Embodiments of the present invention will be described below with reference to the drawings. FIG. 6 shows a spot structure, 2 is a spot, 17 is a labeled DNA or protein, and 16 is a fluorescent substance, TexasRed. FIG. 3 shows a biochip in which spots are sequentially arranged in track units.
10 is the whole chip. Glass is used as a chip material. FIG. 4 shows a biochip in which spots are arranged at the same angle, 2 is a spot, and 10 is the entire chip. FIG. 5 shows a biochip in which spots are arranged in a spiral, 2 is a spot, and 10 is a whole image. FIG.
4 and 5 are diagrams each showing an embodiment of a disc-shaped biochip.

FIG. 1 is an overall configuration diagram according to an embodiment of the present invention. In FIG. 1, reference numeral 10 denotes a disk-shaped biochip, which is rotated by a motor 11. Reference numeral 18 denotes a point sensor unit. Reference numeral 5 denotes a semiconductor-excited solid-state laser that emits 532 nm laser light, 13 dichroic mirrors reflect only the wavelength of the laser light toward 2 spots, and 12 lenses transmit laser light. Squeeze 2
The spot is irradiated to excite a fluorescent substance labeled on DNA or protein in the spot to emit fluorescence. Numeral 12 converges the fluorescent light emitted by the lens into parallel light, passes through a dichroic mirror 13, cuts off light other than fluorescent light with an optical interference filter 9 that selectively transmits 625 nm, and narrows down with a lens 15. Light is injected into the photomultiplier to detect.

[0010] In the present invention, DNA is produced by chemiluminescence.
When the label of protein or protein is emitted, the laser of 5 is turned off, the optical interference filter of 14 is changed to an optical interference filter that selectively transmits the emission wavelength, and reading is performed. It has the feature that a chip can be read.

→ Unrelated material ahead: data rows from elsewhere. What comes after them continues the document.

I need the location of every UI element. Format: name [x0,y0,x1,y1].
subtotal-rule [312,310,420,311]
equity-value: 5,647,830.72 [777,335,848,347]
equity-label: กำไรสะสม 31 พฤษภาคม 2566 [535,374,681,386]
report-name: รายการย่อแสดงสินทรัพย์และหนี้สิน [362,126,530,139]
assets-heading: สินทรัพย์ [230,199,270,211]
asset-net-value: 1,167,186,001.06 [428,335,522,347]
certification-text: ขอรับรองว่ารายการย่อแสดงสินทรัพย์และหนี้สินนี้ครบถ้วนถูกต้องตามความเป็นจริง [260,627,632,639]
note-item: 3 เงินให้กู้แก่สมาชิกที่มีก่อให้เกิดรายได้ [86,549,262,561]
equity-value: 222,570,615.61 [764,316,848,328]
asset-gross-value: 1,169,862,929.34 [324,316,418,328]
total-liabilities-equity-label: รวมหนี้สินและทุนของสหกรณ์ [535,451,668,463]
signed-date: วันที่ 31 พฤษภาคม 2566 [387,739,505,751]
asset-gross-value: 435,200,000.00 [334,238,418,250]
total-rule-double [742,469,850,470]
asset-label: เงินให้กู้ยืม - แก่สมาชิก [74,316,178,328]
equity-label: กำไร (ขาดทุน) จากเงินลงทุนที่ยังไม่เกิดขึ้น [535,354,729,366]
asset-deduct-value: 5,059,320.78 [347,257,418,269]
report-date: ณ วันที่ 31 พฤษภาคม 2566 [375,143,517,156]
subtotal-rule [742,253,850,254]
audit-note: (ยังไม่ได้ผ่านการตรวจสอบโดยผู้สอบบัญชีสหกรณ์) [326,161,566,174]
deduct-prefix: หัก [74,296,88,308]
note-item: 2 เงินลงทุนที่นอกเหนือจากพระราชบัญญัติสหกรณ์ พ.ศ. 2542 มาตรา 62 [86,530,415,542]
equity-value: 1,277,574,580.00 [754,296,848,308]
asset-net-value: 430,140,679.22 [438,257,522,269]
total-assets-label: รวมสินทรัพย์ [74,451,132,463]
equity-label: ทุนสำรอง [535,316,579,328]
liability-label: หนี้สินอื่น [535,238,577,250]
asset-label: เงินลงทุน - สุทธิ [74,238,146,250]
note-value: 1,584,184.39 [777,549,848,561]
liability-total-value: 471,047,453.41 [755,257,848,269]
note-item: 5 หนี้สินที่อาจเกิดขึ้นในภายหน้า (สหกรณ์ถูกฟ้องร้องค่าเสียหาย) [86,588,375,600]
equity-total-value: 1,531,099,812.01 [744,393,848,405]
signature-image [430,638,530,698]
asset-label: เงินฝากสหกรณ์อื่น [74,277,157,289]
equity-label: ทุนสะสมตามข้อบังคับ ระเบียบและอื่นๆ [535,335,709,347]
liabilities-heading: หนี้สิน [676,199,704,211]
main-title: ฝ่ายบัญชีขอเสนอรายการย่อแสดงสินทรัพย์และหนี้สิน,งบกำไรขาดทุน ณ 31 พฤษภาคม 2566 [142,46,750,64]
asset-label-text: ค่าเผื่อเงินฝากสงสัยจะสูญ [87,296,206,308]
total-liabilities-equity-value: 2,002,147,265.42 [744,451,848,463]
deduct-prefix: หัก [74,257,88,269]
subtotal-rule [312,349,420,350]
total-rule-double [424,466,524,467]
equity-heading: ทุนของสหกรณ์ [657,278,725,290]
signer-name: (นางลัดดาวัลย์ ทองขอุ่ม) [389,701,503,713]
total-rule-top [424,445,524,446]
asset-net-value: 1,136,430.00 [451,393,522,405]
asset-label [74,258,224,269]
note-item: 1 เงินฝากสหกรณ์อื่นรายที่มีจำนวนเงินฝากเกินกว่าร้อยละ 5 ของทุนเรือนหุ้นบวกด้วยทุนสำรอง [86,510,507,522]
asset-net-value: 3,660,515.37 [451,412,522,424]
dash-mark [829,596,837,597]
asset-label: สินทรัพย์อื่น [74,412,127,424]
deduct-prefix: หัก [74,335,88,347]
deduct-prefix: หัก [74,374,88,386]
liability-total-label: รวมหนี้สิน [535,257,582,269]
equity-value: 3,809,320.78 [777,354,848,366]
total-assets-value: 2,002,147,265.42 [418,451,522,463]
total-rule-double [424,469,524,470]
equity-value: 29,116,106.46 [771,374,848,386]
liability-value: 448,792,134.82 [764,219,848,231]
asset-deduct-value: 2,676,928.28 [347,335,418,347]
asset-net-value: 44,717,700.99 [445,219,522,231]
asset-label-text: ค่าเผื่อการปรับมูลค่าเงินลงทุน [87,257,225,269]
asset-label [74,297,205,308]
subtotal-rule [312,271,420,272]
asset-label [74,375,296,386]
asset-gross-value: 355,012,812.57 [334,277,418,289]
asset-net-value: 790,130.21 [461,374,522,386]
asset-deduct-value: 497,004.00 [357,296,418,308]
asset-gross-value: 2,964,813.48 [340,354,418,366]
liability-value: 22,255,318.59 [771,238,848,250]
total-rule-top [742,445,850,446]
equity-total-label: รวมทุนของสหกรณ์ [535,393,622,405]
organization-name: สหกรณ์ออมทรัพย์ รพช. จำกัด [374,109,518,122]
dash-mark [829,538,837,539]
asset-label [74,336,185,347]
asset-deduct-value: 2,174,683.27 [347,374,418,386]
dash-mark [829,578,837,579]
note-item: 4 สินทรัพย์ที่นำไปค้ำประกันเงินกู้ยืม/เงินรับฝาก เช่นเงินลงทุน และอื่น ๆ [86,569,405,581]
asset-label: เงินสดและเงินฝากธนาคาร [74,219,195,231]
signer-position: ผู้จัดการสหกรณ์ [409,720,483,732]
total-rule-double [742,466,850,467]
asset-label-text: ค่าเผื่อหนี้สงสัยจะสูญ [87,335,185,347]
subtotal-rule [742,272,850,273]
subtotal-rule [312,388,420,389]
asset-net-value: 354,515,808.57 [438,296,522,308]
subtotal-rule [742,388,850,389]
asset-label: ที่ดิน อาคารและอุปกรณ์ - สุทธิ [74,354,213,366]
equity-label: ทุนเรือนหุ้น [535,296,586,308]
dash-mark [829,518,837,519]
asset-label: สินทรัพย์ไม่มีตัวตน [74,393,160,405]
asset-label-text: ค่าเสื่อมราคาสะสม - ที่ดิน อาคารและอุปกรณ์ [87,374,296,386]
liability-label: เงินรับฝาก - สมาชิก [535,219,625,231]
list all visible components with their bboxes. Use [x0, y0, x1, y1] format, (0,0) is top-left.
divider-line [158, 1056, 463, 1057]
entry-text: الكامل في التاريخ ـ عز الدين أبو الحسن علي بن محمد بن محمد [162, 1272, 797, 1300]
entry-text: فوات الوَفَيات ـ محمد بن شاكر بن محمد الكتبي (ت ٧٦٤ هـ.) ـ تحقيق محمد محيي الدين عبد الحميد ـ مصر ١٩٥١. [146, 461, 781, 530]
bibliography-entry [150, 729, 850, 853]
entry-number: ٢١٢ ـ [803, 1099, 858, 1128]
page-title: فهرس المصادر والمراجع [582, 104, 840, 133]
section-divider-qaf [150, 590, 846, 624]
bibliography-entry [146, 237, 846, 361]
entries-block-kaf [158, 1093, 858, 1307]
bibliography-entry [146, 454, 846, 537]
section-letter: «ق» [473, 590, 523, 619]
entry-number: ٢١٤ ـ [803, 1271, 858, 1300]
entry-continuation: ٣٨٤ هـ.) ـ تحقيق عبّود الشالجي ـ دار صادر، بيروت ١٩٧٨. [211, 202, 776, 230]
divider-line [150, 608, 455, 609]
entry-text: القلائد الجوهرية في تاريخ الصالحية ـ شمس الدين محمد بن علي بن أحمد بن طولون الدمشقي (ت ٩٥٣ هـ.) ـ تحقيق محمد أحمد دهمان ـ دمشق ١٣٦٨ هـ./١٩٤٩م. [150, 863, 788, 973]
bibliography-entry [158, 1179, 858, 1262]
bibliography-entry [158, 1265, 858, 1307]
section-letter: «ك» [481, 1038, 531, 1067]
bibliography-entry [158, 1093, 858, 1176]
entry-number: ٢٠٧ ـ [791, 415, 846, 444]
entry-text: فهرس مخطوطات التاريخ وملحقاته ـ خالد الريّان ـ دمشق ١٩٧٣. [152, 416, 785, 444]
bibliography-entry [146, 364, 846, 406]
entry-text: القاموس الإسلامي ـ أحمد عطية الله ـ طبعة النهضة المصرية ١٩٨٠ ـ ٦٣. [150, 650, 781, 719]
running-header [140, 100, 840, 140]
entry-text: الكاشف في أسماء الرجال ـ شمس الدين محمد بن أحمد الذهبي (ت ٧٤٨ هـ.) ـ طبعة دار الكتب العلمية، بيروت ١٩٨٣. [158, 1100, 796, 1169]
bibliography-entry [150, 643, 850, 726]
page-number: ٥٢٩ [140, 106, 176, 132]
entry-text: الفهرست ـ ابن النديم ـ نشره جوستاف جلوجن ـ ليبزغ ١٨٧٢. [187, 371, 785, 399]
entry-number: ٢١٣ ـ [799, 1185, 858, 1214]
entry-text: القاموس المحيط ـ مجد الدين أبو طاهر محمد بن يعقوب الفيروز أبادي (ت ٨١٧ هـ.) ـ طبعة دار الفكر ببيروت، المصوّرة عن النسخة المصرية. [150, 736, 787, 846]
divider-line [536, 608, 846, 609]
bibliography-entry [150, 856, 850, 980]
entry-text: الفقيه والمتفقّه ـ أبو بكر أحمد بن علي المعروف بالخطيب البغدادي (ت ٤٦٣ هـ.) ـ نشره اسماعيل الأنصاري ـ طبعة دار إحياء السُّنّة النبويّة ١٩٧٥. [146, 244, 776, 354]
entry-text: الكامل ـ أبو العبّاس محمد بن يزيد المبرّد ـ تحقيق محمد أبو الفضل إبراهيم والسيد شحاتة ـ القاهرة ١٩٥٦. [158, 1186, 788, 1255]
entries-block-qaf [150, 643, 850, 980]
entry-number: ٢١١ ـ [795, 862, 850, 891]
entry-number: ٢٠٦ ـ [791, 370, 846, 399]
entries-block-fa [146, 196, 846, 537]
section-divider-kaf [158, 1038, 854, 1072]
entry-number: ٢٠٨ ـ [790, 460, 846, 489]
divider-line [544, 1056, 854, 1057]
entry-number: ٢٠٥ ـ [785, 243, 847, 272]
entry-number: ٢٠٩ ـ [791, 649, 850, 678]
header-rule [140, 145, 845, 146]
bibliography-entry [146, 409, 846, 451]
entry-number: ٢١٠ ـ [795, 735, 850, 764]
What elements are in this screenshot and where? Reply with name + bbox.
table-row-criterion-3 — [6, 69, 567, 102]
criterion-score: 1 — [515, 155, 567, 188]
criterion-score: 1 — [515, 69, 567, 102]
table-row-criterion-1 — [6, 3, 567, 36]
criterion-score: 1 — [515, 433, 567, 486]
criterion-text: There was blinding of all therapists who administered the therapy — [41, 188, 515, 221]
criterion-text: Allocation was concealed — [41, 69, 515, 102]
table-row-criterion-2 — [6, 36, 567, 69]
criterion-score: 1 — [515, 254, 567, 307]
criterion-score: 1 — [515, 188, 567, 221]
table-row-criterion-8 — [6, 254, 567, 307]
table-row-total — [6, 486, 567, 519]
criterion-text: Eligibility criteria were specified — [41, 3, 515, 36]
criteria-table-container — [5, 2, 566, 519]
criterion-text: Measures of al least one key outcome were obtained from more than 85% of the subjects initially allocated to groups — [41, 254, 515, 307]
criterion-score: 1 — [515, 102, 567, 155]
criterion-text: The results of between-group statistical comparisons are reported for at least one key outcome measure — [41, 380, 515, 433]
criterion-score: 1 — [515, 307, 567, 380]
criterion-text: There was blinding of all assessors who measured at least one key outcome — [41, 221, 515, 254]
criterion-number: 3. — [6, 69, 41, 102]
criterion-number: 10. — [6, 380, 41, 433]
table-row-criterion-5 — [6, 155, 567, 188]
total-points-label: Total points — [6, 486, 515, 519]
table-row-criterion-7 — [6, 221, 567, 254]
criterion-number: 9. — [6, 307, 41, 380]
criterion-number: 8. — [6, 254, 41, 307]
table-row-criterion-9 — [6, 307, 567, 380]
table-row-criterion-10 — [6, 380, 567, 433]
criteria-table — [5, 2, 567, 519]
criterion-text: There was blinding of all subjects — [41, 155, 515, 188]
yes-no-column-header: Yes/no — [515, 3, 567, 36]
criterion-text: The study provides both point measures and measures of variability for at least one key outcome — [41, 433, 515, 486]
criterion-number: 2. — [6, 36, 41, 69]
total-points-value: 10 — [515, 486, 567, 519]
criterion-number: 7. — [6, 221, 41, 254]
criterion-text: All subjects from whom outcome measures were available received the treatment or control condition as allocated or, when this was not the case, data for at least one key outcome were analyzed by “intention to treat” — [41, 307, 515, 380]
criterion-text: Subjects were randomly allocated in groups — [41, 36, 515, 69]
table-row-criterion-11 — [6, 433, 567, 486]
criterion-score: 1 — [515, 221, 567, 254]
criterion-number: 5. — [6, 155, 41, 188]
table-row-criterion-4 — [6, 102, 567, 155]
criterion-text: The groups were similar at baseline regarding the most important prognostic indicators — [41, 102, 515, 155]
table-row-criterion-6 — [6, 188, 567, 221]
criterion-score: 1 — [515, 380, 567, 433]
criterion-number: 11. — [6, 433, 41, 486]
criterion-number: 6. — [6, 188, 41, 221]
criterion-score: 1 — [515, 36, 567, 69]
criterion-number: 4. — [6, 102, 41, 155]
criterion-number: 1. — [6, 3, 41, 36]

Further, by spotting and reading DNA or the like on both sides of the chip, it is possible to read efficiently with a small amount of sample.

[0012]

As described above, according to the present invention, if a disk-shaped biochip is rotated and read, a conventional mechanism for shaking a laser beam and condensing it with an optical fiber to read it is unnecessary. A reading device can be realized at low cost.

[Brief description of the drawings]

FIG. 1 is a diagram illustrating the principle of the present invention.

FIG. 2 is a conventional explanatory diagram.

FIG. 3 is a biochip in which spots are sequentially arranged in track units.

FIG. 4 is a biochip in which spots are arranged at the same angle.

FIG. 5 is a biochip in which spots are arranged in a spiral.

FIG. 6 shows a spot structure.

[Description of Signs] 1 ... Square biochip, 2 ... Spot, 3 ... Scanning direction of laser light, 4 ... Drive direction of chip, 5 ... Laser, 6 ... Vibrating mirror, 7 ... Photomaru, 8 ... Condensing optical fiber, 9 optical filter, 10 circular biochip,
11: rotating motor, 12: condensing lens, 13: dichroic mirror, 15: condensing lens for photomaru, 16 ...
Fluorescent substance, 17: DNA or protein, 18: Point sensor section, 19: Drive direction of the point sensor section.

 ──────────────────────────────────────────────────続 き Continuing on the front page (72) Inventor Jin Fujimiya 6-81 Ouecho, Naka-ku, Yokohama-shi, Kanagawa Prefecture In-house Hitachi Software Engineering Co., Ltd. 81 Hitachi Software Engineering Co., Ltd.

Claims (3)

[Claims] 1. A biochip comprising probe DNAs and proteins spotted in a circular array. 2. A biochip reader characterized in that a circular biochip is rotated and read. 3. The biochip reader according to claim 2, wherein
A reading device comprising: means for labeling DNA or protein with a fluorescent substance, exciting by laser and reading; and means for reading DNA or protein by chemiluminescence.